Hunting is still a relatively new sport to me as I am only on my 8th year doing so.  When I moved to Colorado, fresh out of the Navy, I had tried elk meat for the first time and was instantly hooked.  Relying on friends is only sustainable to get a few pounds of elk per year so something had to change.  The change was me learning to hunt.  My first hunt (bull elk pictured above) was not really hunting by any means but the outcome was very successful.  That one elk held me over for meat for 2 years as the family didn’t really take to it at first.

Fast forward eight years and what has happened and how do I view hunting?  Well, I sometimes get bashed for being a hunter.  I get told things like “how can you kill innocent animals?” and comments around how cruel it is.  I find it funny or sad depending on how you look at that people will say this while eating a steak in front of me.  If you eat meat, you are just as much a so called “killer” than anyone who hunts.  Just as the dictator that orders the killing of people is a murderer  the same goes for all people that eat meat.   Maybe that is a little harsh but people often bucket everyone in the same class of people and make them guilty by association which brings me to my next point.

There are some horrible hunters out in the world.  People that hunt for fur, the large trophy, and do nothing to honor the animal.  There are some that take only the choice cuts of meat such as the backstrap or the tenderloin out of the elk and leave the rest to rot. The same goes for hunters of waterfowl and birds who breast out the ducks and geese or worse yet, hunt them and just throw the whole carcass in the trash.  As a hunter those types of practices infuriate me.

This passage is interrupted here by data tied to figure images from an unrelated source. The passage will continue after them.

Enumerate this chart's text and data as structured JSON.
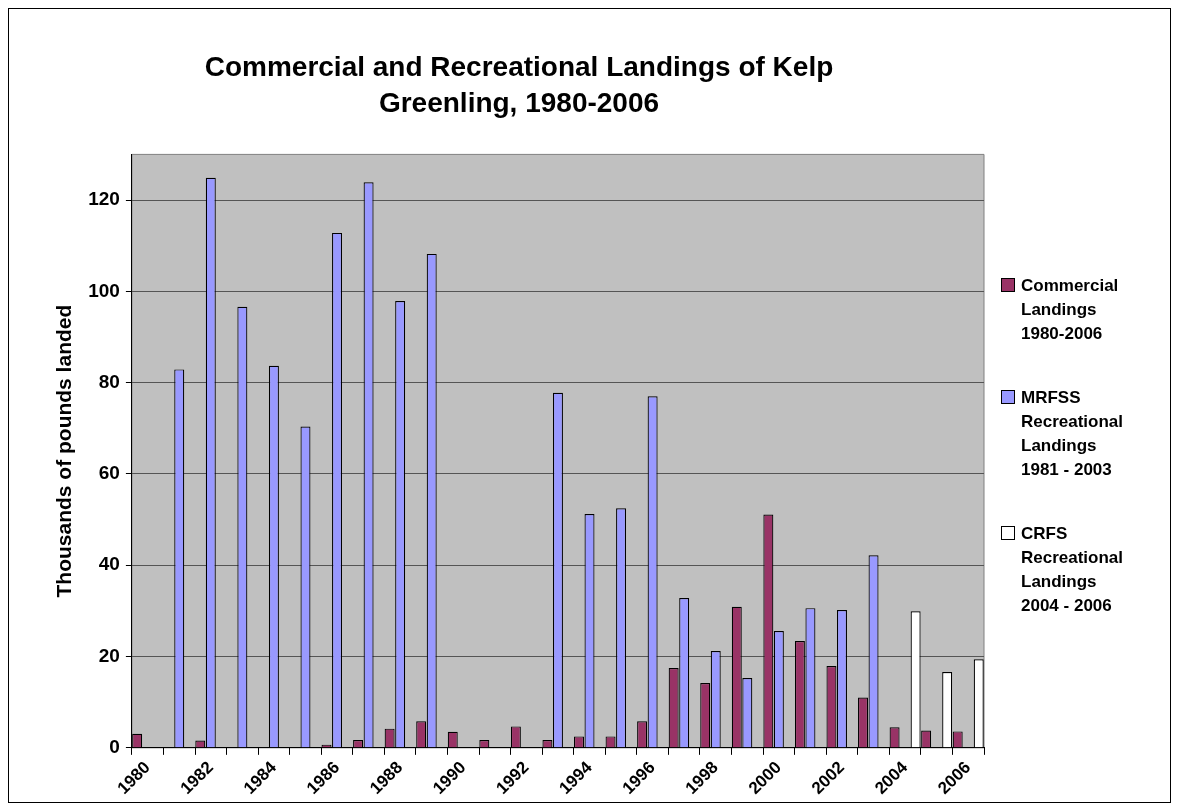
{
  "chart_data": {
    "type": "bar",
    "title": "Commercial and Recreational Landings of Kelp Greenling, 1980-2006",
    "ylabel": "Thousands of pounds landed",
    "categories": [
      "1980",
      null,
      "1982",
      null,
      "1984",
      null,
      "1986",
      null,
      "1988",
      null,
      "1990",
      null,
      "1992",
      null,
      "1994",
      null,
      "1996",
      null,
      "1998",
      null,
      "2000",
      null,
      "2002",
      null,
      "2004",
      null,
      "2006"
    ],
    "series": [
      {
        "name": "Commercial Landings 1980-2006",
        "color": "#993366",
        "values": [
          3.1,
          null,
          1.6,
          null,
          null,
          null,
          0.7,
          1.7,
          4.2,
          5.8,
          3.5,
          1.7,
          4.7,
          1.7,
          2.5,
          2.5,
          5.8,
          17.5,
          14.2,
          30.9,
          51.1,
          23.4,
          17.9,
          11.0,
          4.5,
          3.8,
          3.6
        ]
      },
      {
        "name": "MRFSS Recreational Landings 1981 - 2003",
        "color": "#9999ff",
        "values": [
          null,
          82.9,
          124.9,
          96.6,
          83.7,
          70.4,
          112.8,
          123.9,
          97.9,
          108.2,
          null,
          null,
          null,
          77.8,
          51.2,
          52.5,
          77.0,
          32.8,
          21.2,
          15.3,
          25.6,
          30.6,
          30.2,
          42.2,
          null,
          null,
          null
        ]
      },
      {
        "name": "CRFS Recreational Landings 2004 - 2006",
        "color": "#ffffff",
        "values": [
          null,
          null,
          null,
          null,
          null,
          null,
          null,
          null,
          null,
          null,
          null,
          null,
          null,
          null,
          null,
          null,
          null,
          null,
          null,
          null,
          null,
          null,
          null,
          null,
          29.9,
          16.6,
          19.4
        ]
      }
    ],
    "ylim": [
      0,
      130
    ],
    "yticks": [
      0,
      20,
      40,
      60,
      80,
      100,
      120
    ],
    "grid": "y",
    "legend": "right"
  }
}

So, now back to me.  I can’t control the practices of other hunters and I can’t change the way some view hunting so hunting has and will always be about me.  I enjoy the hunt and love my time in the wilderness harvesting animals.  It is hard work but the the hunting gods often reward hard work put in.  Hunting to me is about knowing what I am eating, where my meat came from, and cooking it in an amazing way helps me honor the animal.  I have learned to butcher and process game, make sausage and jerky, and have become a student of haute cuisine.

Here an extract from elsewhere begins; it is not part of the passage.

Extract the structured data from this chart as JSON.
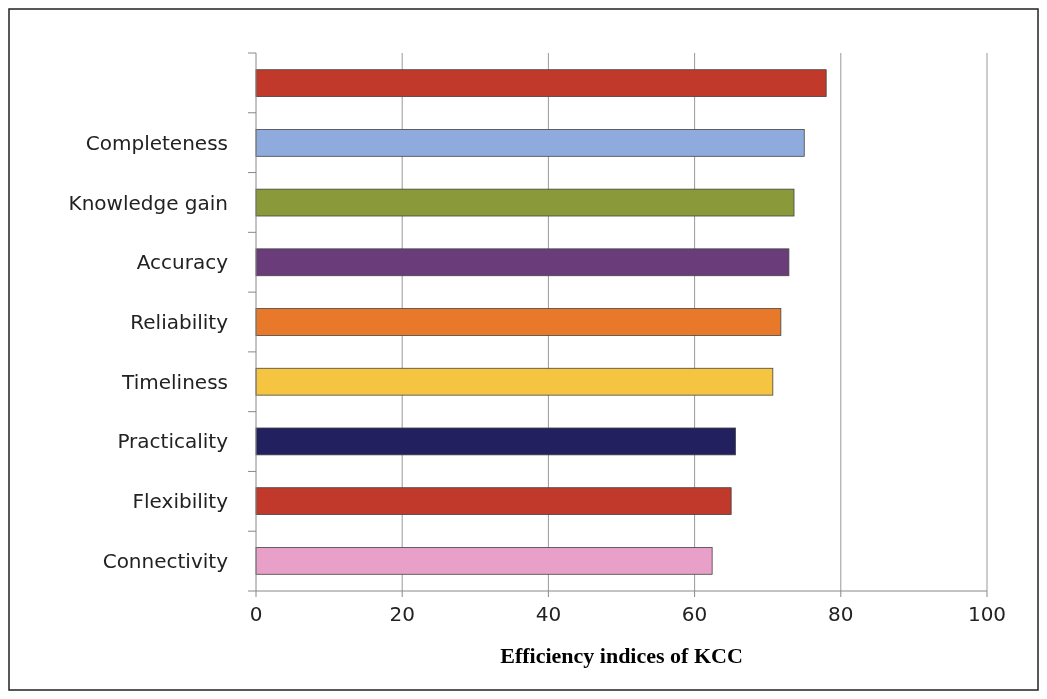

Which brings me to my last point; what do I consider “honoring the animal” to be?  A good hunt and making use of all the parts that you can.  Ideally, I want to use every part of the animal that I can include the offal, bones, marrow, hide  and all meat that I can retrieve .  However, circumstances can often make that impossible.  This year we had an epic hunt and I wasn’t able to preserve the hide or bring up all the meat possible from the canyon we were in.  I still feel bad but I know I took what I could and going back down would have put my life severely at risk.  I did however bring back some femur bones for my father in laws dog.   Interested to hear what others thoughts are on the topic.  Where to you agree or disagree?

Note:  I was wearing my blaze orange hat when I took the elk initially, this picture was taken later when I had changed.